Notre publication précédente a portée sur les conditions du « vivre ensemble ». Il y est particulièrement ressorti que le « vivre ensemble » ne peut être ramené à une recette lapidaire et magique. Ni la ressemblance des profils psychologiques, ni l’amour irrationnel source d’attirance, ni les engagements sociojuridiques, ou même tout cela à la fois, ne constituent un gage suffisant pour une union durable, à l’abri de tout risque de corrosion. Mais si ces paramètres ne sont pas suffisants, ils sont cependant nécessaires ; en effet, pour vivre à deux, au moins une de ces conditions doit être déjà là ; il faut, ou se ressembler au point de s’attirer, ou s’aimer au point de désirer être en amitié ; ou alors, être simplement en union sociojuridique et d’intérêt, sans considération de sentiment comme soubassement.
La majorité des unions que nous pouvons rencontrer dans la vie, fonctionne, au moins, sur une de ces bases, avec les crises récurrentes que nous leur connaissons aussi. En règle générale, la recette passepartout, qui est recommandée dans les situations de crises relationnelles, c’est la compréhension ; il est bien courant d’entendre dire en effet : « si vous vous aimez, si vous tenez l’un à l’autre, il faut alors vous comprendre ». Oui, se comprendre. Mais se comprendre comment, quand justement on ne se comprend plus ? Bien sûr, il existe toute une cohorte de personnes qui aiment jouer aux facilitateurs de dialogue et qui, dans ce genre de situation, ont plaisir à jouer aux médecins de l’amour et aux anges de la réconciliation des cœurs. Mais dans combien de cas cette thérapie marche-t-elle ? De notre point de vue, l’amour ne se soigne pas. Il nait, se développe et vit éternellement sans pathologie, ou alors il sombre, meurt précocement, étouffé par les problèmes de communication, d’inadéquation des consciences qui s’aiment, de discordance des centres d’intérêt, d’incompatibilité des humeurs. Le débat, ici relancé, n’est donc pas à ce niveau. Notre interrogation se penche plutôt sur l’amour lui-même ; est-il vraiment source de compréhension entre les consciences, comme l’imagine l’opinion et le bon sens ? Ou au contraire, s’aimer n’est-il pas un facteur négatif de la communication interpersonnelle ? Peut-être que tout dépend aussi du type d’amour !

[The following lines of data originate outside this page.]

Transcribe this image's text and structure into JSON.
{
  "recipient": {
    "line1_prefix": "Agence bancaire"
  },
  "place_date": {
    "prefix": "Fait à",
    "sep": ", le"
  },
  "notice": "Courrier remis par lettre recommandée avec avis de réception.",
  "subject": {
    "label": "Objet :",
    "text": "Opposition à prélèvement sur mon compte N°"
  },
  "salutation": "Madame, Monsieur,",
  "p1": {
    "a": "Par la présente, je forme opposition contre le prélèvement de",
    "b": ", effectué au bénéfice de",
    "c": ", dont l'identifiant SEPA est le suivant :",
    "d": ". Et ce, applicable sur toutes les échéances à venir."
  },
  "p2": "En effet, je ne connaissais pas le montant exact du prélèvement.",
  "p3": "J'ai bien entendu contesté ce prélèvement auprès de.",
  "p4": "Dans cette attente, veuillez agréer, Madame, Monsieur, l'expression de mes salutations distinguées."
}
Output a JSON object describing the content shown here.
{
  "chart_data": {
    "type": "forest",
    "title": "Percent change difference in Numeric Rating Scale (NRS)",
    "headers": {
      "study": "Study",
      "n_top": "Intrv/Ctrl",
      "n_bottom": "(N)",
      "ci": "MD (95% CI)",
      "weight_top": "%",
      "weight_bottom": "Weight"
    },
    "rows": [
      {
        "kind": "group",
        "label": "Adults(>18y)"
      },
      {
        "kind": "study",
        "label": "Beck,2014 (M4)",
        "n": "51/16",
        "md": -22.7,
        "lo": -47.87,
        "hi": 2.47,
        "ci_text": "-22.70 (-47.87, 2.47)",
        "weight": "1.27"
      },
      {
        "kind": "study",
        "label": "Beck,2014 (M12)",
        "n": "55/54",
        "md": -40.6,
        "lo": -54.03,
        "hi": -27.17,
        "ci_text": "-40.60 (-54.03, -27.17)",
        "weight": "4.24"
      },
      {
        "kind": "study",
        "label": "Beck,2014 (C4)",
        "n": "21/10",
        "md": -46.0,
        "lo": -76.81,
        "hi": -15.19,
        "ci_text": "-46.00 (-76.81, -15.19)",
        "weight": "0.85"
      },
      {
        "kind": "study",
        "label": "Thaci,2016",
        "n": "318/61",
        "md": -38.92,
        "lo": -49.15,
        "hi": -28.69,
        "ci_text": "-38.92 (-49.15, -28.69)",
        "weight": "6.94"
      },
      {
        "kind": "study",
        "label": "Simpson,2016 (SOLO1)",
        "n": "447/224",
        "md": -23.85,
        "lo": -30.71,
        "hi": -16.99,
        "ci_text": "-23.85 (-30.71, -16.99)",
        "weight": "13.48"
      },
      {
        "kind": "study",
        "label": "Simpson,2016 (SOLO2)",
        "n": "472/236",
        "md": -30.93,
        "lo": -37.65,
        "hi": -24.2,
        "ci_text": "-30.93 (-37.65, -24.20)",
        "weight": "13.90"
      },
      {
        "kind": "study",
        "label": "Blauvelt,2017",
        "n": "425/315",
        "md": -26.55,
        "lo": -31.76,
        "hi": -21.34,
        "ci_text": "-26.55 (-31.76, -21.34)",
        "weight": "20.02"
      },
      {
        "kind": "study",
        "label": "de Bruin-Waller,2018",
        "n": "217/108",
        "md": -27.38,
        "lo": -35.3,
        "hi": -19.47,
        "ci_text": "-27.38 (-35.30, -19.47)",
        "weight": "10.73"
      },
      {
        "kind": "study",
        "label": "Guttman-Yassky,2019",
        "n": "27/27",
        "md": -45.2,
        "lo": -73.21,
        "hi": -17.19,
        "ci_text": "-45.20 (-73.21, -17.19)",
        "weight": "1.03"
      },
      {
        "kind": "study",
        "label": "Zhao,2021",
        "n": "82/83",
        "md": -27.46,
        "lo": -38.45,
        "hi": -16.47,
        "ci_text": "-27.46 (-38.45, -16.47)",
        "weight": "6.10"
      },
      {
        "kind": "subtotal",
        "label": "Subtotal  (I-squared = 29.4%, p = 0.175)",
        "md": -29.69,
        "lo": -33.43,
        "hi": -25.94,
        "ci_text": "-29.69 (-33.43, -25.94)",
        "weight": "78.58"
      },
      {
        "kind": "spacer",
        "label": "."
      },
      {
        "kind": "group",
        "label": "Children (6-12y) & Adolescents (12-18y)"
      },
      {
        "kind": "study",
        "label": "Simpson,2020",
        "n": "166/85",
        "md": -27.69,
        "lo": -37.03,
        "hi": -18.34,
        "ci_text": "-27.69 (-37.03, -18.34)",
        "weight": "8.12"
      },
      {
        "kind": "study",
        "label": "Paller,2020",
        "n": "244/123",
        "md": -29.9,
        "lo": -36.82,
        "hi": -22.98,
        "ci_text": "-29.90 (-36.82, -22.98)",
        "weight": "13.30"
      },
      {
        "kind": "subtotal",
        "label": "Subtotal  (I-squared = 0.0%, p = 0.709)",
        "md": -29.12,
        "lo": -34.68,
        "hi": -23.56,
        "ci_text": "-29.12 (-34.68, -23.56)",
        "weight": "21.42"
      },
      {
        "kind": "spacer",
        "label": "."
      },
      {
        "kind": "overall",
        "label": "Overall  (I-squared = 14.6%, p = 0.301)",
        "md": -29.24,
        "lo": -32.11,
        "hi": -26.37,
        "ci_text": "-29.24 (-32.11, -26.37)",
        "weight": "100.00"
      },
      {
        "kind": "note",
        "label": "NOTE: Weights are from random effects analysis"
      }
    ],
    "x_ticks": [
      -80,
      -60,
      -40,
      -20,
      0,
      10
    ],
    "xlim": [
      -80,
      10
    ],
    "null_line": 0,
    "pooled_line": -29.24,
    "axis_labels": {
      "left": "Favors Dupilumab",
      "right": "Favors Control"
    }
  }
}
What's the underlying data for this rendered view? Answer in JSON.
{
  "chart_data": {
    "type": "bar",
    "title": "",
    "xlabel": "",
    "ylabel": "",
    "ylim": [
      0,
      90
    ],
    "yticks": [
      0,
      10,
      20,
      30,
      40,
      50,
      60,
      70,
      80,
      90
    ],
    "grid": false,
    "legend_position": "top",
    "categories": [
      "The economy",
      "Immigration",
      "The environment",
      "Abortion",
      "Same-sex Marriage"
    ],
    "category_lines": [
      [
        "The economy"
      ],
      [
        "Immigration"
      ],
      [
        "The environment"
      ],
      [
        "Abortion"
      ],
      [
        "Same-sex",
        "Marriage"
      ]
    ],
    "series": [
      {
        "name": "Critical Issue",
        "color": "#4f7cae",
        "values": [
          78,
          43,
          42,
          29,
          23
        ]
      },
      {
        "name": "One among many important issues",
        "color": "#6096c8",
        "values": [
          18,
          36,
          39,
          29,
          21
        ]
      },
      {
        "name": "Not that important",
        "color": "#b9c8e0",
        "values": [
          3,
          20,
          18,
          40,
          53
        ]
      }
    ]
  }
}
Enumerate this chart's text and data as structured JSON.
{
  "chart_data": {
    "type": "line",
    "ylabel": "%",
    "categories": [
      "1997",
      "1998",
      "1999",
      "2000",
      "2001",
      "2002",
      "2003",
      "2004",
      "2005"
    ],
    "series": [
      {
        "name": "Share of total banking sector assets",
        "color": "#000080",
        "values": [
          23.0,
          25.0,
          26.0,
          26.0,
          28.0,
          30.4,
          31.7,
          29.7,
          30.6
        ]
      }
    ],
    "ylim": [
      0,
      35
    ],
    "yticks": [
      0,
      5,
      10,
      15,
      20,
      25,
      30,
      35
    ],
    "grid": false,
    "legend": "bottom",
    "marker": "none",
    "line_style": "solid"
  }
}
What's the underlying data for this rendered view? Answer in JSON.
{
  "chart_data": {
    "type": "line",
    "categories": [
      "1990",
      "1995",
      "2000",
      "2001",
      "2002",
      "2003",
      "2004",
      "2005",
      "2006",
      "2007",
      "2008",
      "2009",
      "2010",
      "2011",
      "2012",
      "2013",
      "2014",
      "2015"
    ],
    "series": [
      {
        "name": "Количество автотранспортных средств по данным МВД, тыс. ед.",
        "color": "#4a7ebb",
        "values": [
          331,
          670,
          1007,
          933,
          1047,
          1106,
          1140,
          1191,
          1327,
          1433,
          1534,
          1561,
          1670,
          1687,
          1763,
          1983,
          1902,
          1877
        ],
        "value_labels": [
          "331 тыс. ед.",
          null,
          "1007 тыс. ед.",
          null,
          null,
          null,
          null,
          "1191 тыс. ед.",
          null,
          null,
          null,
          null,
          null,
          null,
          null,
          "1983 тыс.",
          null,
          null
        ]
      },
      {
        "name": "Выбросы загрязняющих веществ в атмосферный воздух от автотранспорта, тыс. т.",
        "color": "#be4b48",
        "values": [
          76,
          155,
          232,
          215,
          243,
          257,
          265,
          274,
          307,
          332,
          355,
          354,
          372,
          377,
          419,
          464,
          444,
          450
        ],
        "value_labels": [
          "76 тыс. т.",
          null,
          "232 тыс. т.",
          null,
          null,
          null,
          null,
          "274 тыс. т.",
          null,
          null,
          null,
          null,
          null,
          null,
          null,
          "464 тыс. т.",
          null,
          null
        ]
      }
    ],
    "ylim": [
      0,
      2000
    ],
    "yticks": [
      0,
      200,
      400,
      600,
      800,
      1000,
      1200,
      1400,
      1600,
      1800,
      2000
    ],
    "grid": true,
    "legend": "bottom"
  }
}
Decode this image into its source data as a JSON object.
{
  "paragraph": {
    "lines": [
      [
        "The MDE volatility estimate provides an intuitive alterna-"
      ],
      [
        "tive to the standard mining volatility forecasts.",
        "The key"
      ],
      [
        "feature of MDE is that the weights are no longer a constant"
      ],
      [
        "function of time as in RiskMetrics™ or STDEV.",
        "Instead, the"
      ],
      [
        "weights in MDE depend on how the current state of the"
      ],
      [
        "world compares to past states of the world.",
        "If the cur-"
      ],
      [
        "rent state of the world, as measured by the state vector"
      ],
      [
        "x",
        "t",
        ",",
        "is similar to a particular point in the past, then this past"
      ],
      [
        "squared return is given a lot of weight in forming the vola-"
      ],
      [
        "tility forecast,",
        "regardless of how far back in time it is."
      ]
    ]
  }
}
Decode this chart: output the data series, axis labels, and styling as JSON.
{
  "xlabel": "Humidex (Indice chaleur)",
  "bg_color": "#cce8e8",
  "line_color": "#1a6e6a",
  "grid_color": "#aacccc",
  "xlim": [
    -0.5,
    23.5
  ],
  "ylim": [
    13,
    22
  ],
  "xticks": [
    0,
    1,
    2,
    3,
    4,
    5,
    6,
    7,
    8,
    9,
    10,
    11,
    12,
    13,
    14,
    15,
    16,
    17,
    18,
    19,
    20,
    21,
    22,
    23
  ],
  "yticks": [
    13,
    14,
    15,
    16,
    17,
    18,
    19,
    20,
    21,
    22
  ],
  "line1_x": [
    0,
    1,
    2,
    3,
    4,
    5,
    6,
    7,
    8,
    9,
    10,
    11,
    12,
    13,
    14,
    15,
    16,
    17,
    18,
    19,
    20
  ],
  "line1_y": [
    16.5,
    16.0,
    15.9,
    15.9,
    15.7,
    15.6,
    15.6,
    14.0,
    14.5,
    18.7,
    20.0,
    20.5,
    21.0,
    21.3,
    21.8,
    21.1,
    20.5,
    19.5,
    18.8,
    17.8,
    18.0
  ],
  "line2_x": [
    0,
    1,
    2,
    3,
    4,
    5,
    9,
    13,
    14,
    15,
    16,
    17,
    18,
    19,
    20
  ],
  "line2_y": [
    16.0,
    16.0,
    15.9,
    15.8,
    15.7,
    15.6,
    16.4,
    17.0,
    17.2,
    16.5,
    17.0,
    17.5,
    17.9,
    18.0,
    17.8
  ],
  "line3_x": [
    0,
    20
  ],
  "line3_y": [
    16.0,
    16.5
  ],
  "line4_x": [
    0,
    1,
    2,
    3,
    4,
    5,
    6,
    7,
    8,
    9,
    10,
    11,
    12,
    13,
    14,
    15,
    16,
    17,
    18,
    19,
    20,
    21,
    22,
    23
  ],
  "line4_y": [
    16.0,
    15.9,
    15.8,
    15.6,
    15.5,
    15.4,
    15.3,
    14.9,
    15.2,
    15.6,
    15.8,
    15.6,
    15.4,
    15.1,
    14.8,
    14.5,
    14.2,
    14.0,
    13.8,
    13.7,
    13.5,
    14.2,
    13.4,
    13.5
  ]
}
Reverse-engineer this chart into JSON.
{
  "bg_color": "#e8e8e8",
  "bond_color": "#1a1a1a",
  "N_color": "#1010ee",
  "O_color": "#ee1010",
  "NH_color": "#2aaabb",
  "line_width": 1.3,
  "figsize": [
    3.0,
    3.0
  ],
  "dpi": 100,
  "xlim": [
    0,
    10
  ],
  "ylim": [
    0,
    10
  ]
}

L’amour est facilitateur du dialogue interpersonnel
Pour se rendre compte que l’amour est par nature source de compréhension, il faut envisager « le non amour ». « Le non amour », c’est d’abord le contraire de l’amour. Ce contraire, pensons-nous, c’est la haine. La haine rend impossible toute compréhensible entre deux consciences. Quand je hais autrui, je n’ai aucune envie de le voir, de lui parler, de l’écouter, d’être en sa compagnie. Au contraire, j’aurai tendance à le mal juger, à le rabaisser, à mettre sur son compte tout ce qui le dévalorise. Ce sont là des attitudes qui génèrent les préjugés et les obstacles dans la communication avec autrui. La haine est une source de mépris et une véritable montagne sur le chemin du dialogue entre moi et les autres.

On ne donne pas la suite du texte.